I would like to build a LEGO model which is unbreakable.

What is the best approach?

I am not looking for just glue here.


I don't just want to strengthen the bond between the bricks, but the model as a whole. The level of force to withstand is in the area where it would actually break a single brick.


Has anyone tried the kind of spray on film you can use to protect your car from bumps? How does these kind of product react with LEGO plastic?

Also important is that whatever I would use should not add a thick layer on top of the LEGO, it needs to retain it's original size to some extent. A millimeter or maybe two in some places could be ok.

  • 1
    I think, as @zovits mentioned in their answer, you should clarify what kind of model you are building and what kind of damage you expect it to withstand. Also keep in mind that some pieces are more fragile than others. Finally, consider that the Lego company just glues models when they want them permanently assembled. Jul 13, 2015 at 13:53

4 Answers 4


Is there a specific scenario in which it should be unbreakable? You definitely should use different techniques to prevent a spaceship from falling apart when dropped from a meter and to prevent a brick wall from separating when hit by a rolling football.

For System bricks using larger, longer bricks in overlapping configuration (think real life bricklaying) will certainly strengthen a model. You can also experiment with SNOT building to better withstand forces from other directions too.

For larger models a Technic skeleton can be built to be surprisingly strong, especially if you can anticipate the direction of the force and build accordingly.

Another approach to consider is to not build a single unbreakable model, but to plan it so that it has a few predefined breaking points where it will come apart. Then you can always put it back together easily. But of course it depends on your specific use case.


This is really nearly impossible unless you have a lifetime supply of super glue.

A good structure using Technic LEGO bricks will provide better support and a lot more "stick" to each other, making the creation less breakable. Building the structure in which the strongest side will take the most hits/pressure should be an excellent way to make the model unbreakable. Joining a Technic skeleton with other bricks should improve your model's durability. Technic and regular LEGO bricks create the best possible way for models to not fall apart.

Overlapping bricks (longer bricks preferred) like bricks can make a strong support for each other. Each piece helps each other support a piece, having no weak points unless layered unevenly.

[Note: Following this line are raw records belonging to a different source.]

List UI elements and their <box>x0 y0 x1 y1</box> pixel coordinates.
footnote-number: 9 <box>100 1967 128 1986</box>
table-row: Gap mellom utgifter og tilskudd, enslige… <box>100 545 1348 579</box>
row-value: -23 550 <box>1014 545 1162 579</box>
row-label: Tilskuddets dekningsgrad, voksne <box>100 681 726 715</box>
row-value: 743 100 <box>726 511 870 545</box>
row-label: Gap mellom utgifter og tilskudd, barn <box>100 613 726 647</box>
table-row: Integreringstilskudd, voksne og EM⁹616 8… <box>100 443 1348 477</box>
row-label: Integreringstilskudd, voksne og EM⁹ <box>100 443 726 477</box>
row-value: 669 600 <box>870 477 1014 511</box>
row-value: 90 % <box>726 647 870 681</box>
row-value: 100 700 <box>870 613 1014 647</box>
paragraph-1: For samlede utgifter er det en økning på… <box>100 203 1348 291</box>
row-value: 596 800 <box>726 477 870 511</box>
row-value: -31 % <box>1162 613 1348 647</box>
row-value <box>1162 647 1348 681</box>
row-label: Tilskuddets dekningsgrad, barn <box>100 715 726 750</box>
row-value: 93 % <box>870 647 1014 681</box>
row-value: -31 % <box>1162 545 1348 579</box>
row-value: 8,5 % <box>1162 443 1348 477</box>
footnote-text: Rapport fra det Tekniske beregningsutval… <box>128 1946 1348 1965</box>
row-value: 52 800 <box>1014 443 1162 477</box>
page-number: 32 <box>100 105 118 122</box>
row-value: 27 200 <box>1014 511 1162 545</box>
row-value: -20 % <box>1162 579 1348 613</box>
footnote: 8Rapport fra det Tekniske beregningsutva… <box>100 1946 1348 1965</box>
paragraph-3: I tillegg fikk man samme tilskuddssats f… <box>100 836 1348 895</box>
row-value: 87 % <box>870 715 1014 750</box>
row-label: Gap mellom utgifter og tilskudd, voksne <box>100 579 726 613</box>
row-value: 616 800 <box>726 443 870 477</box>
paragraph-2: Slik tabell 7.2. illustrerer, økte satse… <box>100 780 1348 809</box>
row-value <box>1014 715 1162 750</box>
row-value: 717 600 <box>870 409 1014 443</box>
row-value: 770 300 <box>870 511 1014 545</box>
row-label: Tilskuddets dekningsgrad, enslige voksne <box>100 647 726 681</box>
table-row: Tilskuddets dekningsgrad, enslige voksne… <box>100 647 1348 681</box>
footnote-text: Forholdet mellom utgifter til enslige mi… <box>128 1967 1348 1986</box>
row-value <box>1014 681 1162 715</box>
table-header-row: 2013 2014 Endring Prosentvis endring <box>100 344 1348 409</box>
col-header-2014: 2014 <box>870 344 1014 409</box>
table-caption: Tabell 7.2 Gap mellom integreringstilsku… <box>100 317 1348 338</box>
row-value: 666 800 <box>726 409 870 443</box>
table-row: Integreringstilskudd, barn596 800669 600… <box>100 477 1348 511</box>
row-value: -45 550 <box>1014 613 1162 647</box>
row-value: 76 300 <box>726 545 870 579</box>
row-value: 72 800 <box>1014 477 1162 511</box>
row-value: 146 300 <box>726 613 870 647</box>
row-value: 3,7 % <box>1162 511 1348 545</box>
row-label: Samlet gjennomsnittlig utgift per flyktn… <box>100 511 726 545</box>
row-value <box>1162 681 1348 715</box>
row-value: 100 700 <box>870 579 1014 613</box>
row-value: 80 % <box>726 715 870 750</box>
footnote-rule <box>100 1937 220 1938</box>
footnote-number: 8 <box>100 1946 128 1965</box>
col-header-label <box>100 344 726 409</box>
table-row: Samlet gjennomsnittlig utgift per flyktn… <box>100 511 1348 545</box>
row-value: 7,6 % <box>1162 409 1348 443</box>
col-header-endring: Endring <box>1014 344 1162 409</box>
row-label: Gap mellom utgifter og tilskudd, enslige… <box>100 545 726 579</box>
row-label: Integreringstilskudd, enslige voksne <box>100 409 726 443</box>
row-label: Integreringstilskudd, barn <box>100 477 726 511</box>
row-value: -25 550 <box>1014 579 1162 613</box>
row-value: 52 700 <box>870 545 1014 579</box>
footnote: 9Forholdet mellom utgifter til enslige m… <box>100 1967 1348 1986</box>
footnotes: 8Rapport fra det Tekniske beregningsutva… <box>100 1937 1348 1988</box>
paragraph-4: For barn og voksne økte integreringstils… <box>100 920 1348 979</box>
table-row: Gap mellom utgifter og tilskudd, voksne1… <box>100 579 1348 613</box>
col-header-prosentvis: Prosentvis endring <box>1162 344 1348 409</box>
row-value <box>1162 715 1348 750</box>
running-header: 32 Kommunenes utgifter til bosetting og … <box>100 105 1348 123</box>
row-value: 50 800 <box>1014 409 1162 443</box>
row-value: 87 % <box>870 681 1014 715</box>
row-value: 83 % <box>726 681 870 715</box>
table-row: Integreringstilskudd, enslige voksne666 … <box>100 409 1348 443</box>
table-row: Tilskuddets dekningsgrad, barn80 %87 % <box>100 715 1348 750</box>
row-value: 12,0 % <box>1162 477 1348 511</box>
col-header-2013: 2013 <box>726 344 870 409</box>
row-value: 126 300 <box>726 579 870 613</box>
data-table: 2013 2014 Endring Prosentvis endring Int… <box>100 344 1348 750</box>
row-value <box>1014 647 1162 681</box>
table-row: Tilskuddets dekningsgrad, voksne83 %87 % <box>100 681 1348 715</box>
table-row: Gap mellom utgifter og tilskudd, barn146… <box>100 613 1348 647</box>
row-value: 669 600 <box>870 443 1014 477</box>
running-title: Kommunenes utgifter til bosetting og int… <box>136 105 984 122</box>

Try making your models fall and see where they break most often. The place where they break off is probably a weak point and needs more support or the pieces used are just too weak for the job. Replace/rebuild to improve the overall structure of the model. Of course, long bricks are preferred as the pressure is more evenly placed, making the hits seem pitiful against the strong model.

  • Thanks for the answer, but I did not mean literally unbreakable. I was mostly asking for techniques other than glue to harden the model.
    – firelynx
    Jul 11, 2015 at 8:52

It's hard to answer this question without knowing more about the model in question. Something like a small Lowell Sphere would probably be made 'unbreakable' by a little squirt of expanding foam insulation inside. A Technic vehicle would be a whole different problem.


You could glue each brick together from inside the brick.